The huge hike in accommodation prices for St. Patrick’s weekend in Dublin have been slammed by a government minister.
One guesthouse in Dublin city center was reported to be quoting a base price of €2,430 for a private room on St. Patrick’s Day, with an extra €70 for each person up to a maximum of 14 in bunk beds. The same room is available for a basic €442 two weeks later on March 31.
Another guesthouse operated by the same company, City Centre Skyline, listed basic accommodation in one room on Saturday, the day after St. Patrick’s Day, at €2,160 with an extra €70 for every additional person who books into the room as part of the same booking, with a maximum of 10 people.
Both accommodations now appear as “unavailable” on those dates after being contacted by The Sunday Times for comment.
Zanzibar Locke, an apartment hotel where accommodation also includes a private kitchen and bathroom, listed a charge for a large double bedroom for one night on Friday at €1,234.
The Shelbourne Hotel is charging €1,593 for one person to stay in its king suite bedroom on St. Patrick’s Day, which is usually priced between €500 and €800 on a normal Friday night. The hotel declined to comment when contacted.
Niall Collins, the minister of state for higher education, condemned the price hikes by accommodation providers. “The justification being offered by the hotel industry that it’s about supply and demand just simply rings hollow,” he said.

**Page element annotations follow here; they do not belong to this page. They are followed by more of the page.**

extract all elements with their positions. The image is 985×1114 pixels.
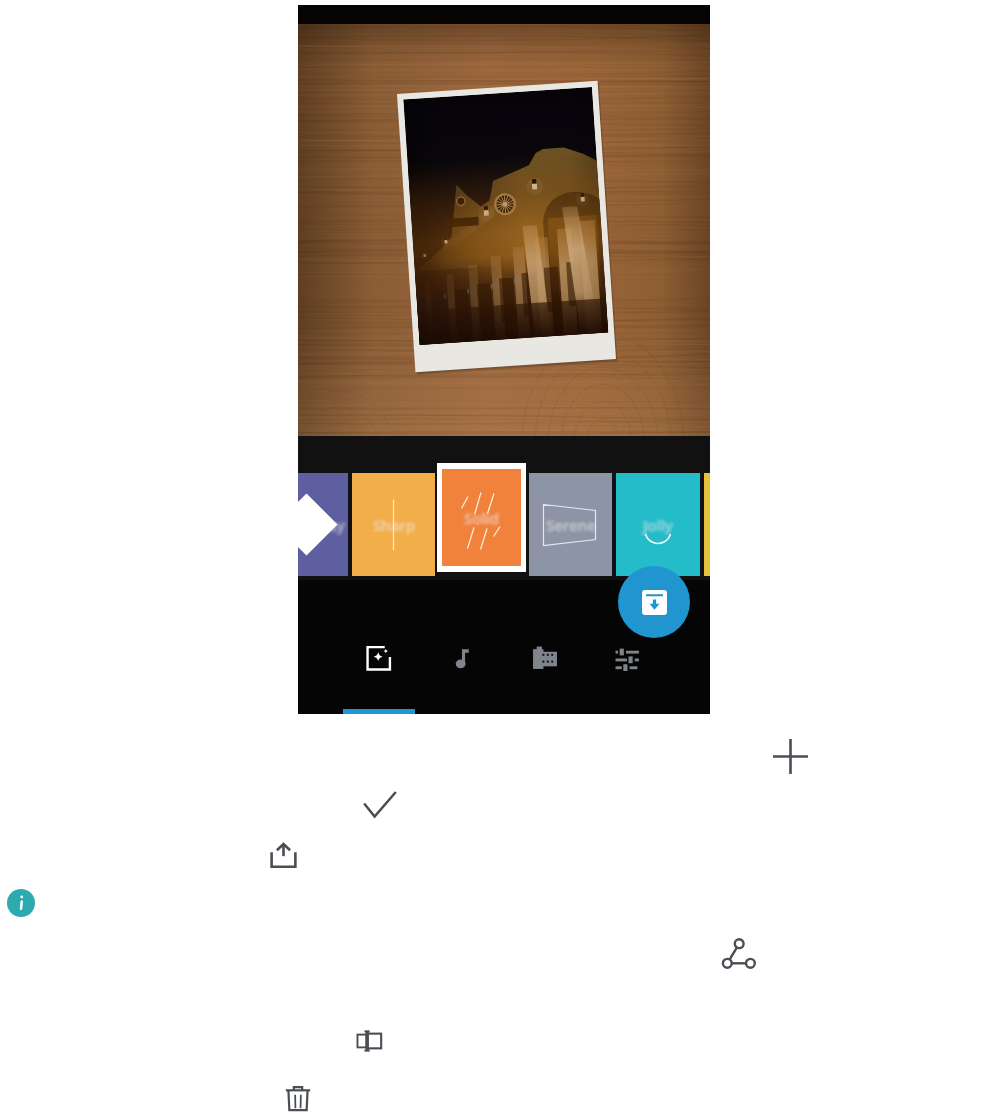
- staticText: Solid: [463, 509, 498, 529]
- staticText: Serene: [549, 517, 599, 537]
- button[interactable]: Solid filter, selected: [442, 469, 521, 566]
- staticText: Solid: [466, 506, 501, 526]
- staticText: Solid: [463, 508, 498, 528]
- staticText: Solid: [467, 507, 502, 527]
- staticText: Decay: [303, 518, 347, 538]
- button[interactable]: Jolly filter: [616, 473, 700, 576]
- staticText: Decay: [304, 516, 348, 536]
- staticText: Sharp: [375, 513, 417, 533]
- staticText: Solid: [465, 511, 500, 531]
- staticText: Sharp: [376, 512, 418, 532]
- staticText: Sharp: [374, 513, 416, 533]
- staticText: Sharp: [374, 512, 416, 532]
- staticText: Solid: [466, 505, 501, 525]
- staticText: Decay: [301, 518, 345, 538]
- staticText: Jolly: [645, 515, 675, 535]
- staticText: Serene: [546, 517, 596, 537]
- staticText: Sharp: [376, 516, 418, 536]
- staticText: Jolly: [646, 518, 676, 538]
- staticText: Jolly: [644, 512, 674, 532]
- staticText: Solid: [464, 508, 499, 528]
- staticText: Serene: [545, 512, 595, 532]
- staticText: Jolly: [645, 518, 675, 538]
- staticText: Solid: [467, 506, 502, 526]
- staticText: Jolly: [640, 516, 670, 536]
- staticText: Serene: [548, 513, 598, 533]
- staticText: Serene: [545, 514, 595, 534]
- staticText: Jolly: [642, 514, 672, 534]
- staticText: Sharp: [375, 518, 417, 538]
- staticText: Serene: [543, 515, 593, 535]
- button[interactable]: Share: [260, 832, 306, 878]
- button[interactable]: Enhance: [353, 634, 405, 682]
- staticText: Jolly: [641, 513, 671, 533]
- staticText: Sharp: [372, 512, 414, 532]
- staticText: Solid: [466, 510, 501, 530]
- staticText: Decay: [302, 517, 346, 537]
- staticText: Sharp: [370, 514, 412, 534]
- staticText: Jolly: [641, 512, 671, 532]
- staticText: Decay: [301, 517, 345, 537]
- staticText: Jolly: [640, 512, 670, 532]
- staticText: Decay: [302, 516, 346, 536]
- button[interactable]: Save: [618, 566, 690, 638]
- button[interactable]: Sharp filter: [352, 473, 435, 576]
- button[interactable]: Flip: [347, 1019, 391, 1063]
- staticText: Solid: [466, 507, 501, 527]
- staticText: Serene: [548, 515, 598, 535]
- staticText: Jolly: [645, 517, 675, 537]
- staticText: Decay: [301, 514, 345, 534]
- button[interactable]: Info: [7, 889, 35, 917]
- staticText: Jolly: [646, 513, 676, 533]
- staticText: Solid: [461, 505, 496, 525]
- staticText: Decay: [302, 515, 346, 535]
- staticText: Solid: [462, 509, 497, 529]
- staticText: Solid: [463, 506, 498, 526]
- staticText: Jolly: [643, 517, 673, 537]
- staticText: Solid: [466, 511, 501, 531]
- staticText: Decay: [299, 512, 343, 532]
- staticText: Solid: [465, 508, 500, 528]
- staticText: Sharp: [372, 516, 414, 536]
- staticText: Solid: [461, 509, 496, 529]
- button[interactable]: Add: [766, 732, 814, 780]
- staticText: Solid: [464, 505, 499, 525]
- staticText: Serene: [549, 513, 599, 533]
- staticText: Jolly: [640, 515, 670, 535]
- staticText: Solid: [464, 511, 499, 531]
- staticText: Decay: [300, 513, 344, 533]
- button[interactable]: Adjust: [602, 634, 654, 682]
- staticText: Serene: [548, 514, 598, 534]
- button[interactable]: Delete: [276, 1076, 320, 1114]
- staticText: Jolly: [646, 514, 676, 534]
- staticText: Decay: [299, 515, 343, 535]
- staticText: Sharp: [373, 516, 415, 536]
- staticText: Solid: [467, 510, 502, 530]
- staticText: Decay: [303, 512, 347, 532]
- button[interactable]: Decay filter: [298, 473, 348, 576]
- staticText: Jolly: [645, 513, 675, 533]
- staticText: Serene: [544, 514, 594, 534]
- staticText: Serene: [547, 513, 597, 533]
- button[interactable]: Serene filter: [529, 473, 612, 576]
- button[interactable]: Done: [355, 780, 405, 830]
- staticText: Serene: [546, 516, 596, 536]
- staticText: Sharp: [374, 518, 416, 538]
- staticText: Jolly: [642, 518, 672, 538]
- staticText: Serene: [549, 518, 599, 538]
- staticText: Sharp: [376, 515, 418, 535]
- staticText: Solid: [461, 511, 496, 531]
- button[interactable]: Music: [437, 634, 489, 682]
- button[interactable]: Film: [519, 634, 571, 682]
- staticText: Solid: [462, 506, 497, 526]
- staticText: Solid: [467, 508, 502, 528]
- staticText: Solid: [464, 510, 499, 530]
- staticText: Serene: [543, 518, 593, 538]
- button[interactable]: Share network: [714, 929, 762, 977]
- staticText: Sharp: [374, 517, 416, 537]
- staticText: Decay: [298, 517, 342, 537]
- staticText: Decay: [304, 518, 348, 538]
- staticText: Solid: [461, 510, 496, 530]
- staticText: Serene: [543, 512, 593, 532]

Collins slammed the eye-watering price gouging as a “slap in the face to government” after extending the lower VAT rate.
The VAT rate in the hospitality industry was reduced from 13.5 percent to nine percent during the cost of living crisis. It was due to return to 13.5 percent at the end of last month, but the government did a u-turn and extended it for another six months after extensive lobbying by the hospitality industry.

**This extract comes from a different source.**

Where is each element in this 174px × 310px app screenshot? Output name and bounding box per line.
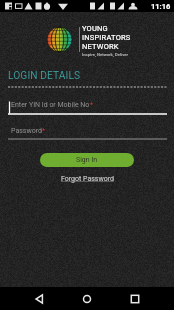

Failte Ireland said it had consistently raised the issue of price gouging with the tourism industry and had encouraged businesses to be “mindful of not just the revenue for today, but our reputation for tomorrow.”

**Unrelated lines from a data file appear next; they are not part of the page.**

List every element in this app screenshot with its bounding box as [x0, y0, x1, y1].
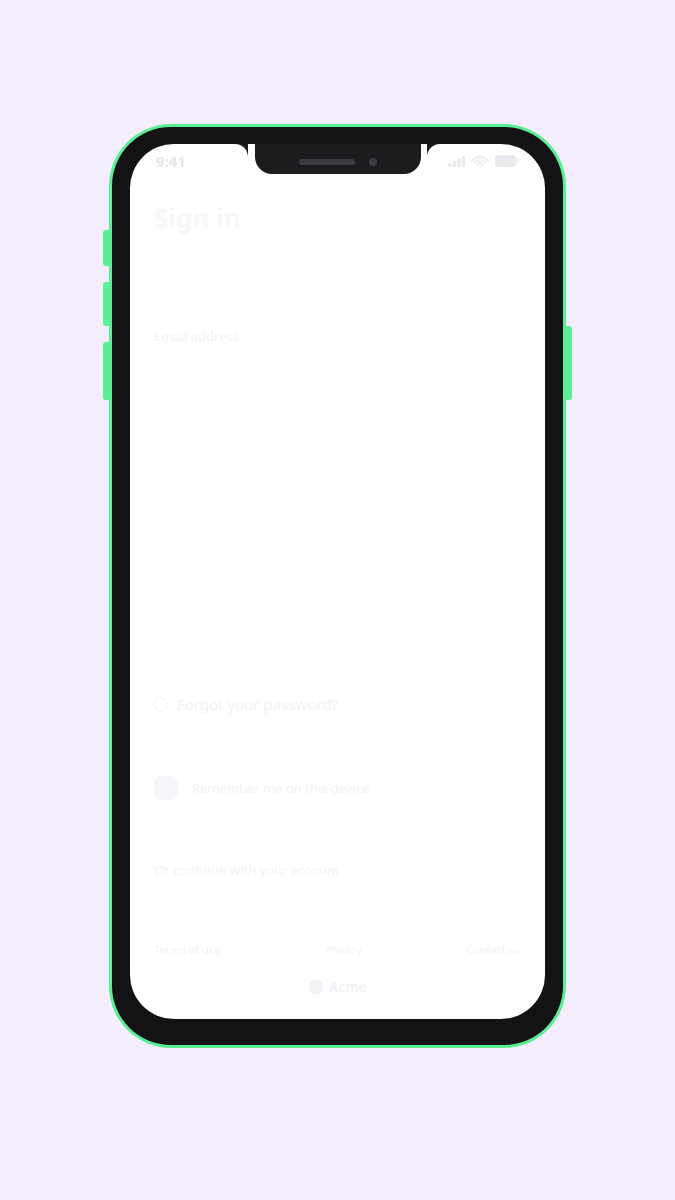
button[interactable]: Terms of use — [154, 937, 221, 961]
staticText: Contact us — [466, 942, 521, 957]
staticText: Privacy — [325, 942, 362, 957]
staticText: Remember me on this device — [192, 779, 370, 797]
button[interactable]: Or continue with your account — [154, 861, 340, 879]
staticText: Acme — [329, 977, 367, 996]
button[interactable]: Sign in — [154, 200, 241, 235]
staticText: Forgot your password? — [177, 694, 339, 714]
staticText: Email address — [154, 327, 239, 345]
staticText: 9:41 — [156, 151, 186, 171]
button[interactable]: Privacy — [325, 937, 362, 961]
button[interactable]: Contact us — [466, 937, 521, 961]
staticText: Terms of use — [154, 942, 221, 957]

Eoghan O’Mara Walsh, chief of the Irish Tourism Industry Confederation, said that some of the prices for St. Patrick’s Day accommodation were “outlandish.”
He said, “It’s completely excessive and I don’t think the punter should buy that service, but I think the vast majority of tourism and hospitality providers do charge fair prices.”
*This column first appeared in the March 15 edition of the weekly Irish Voice newspaper, sister publication to IrishCentral.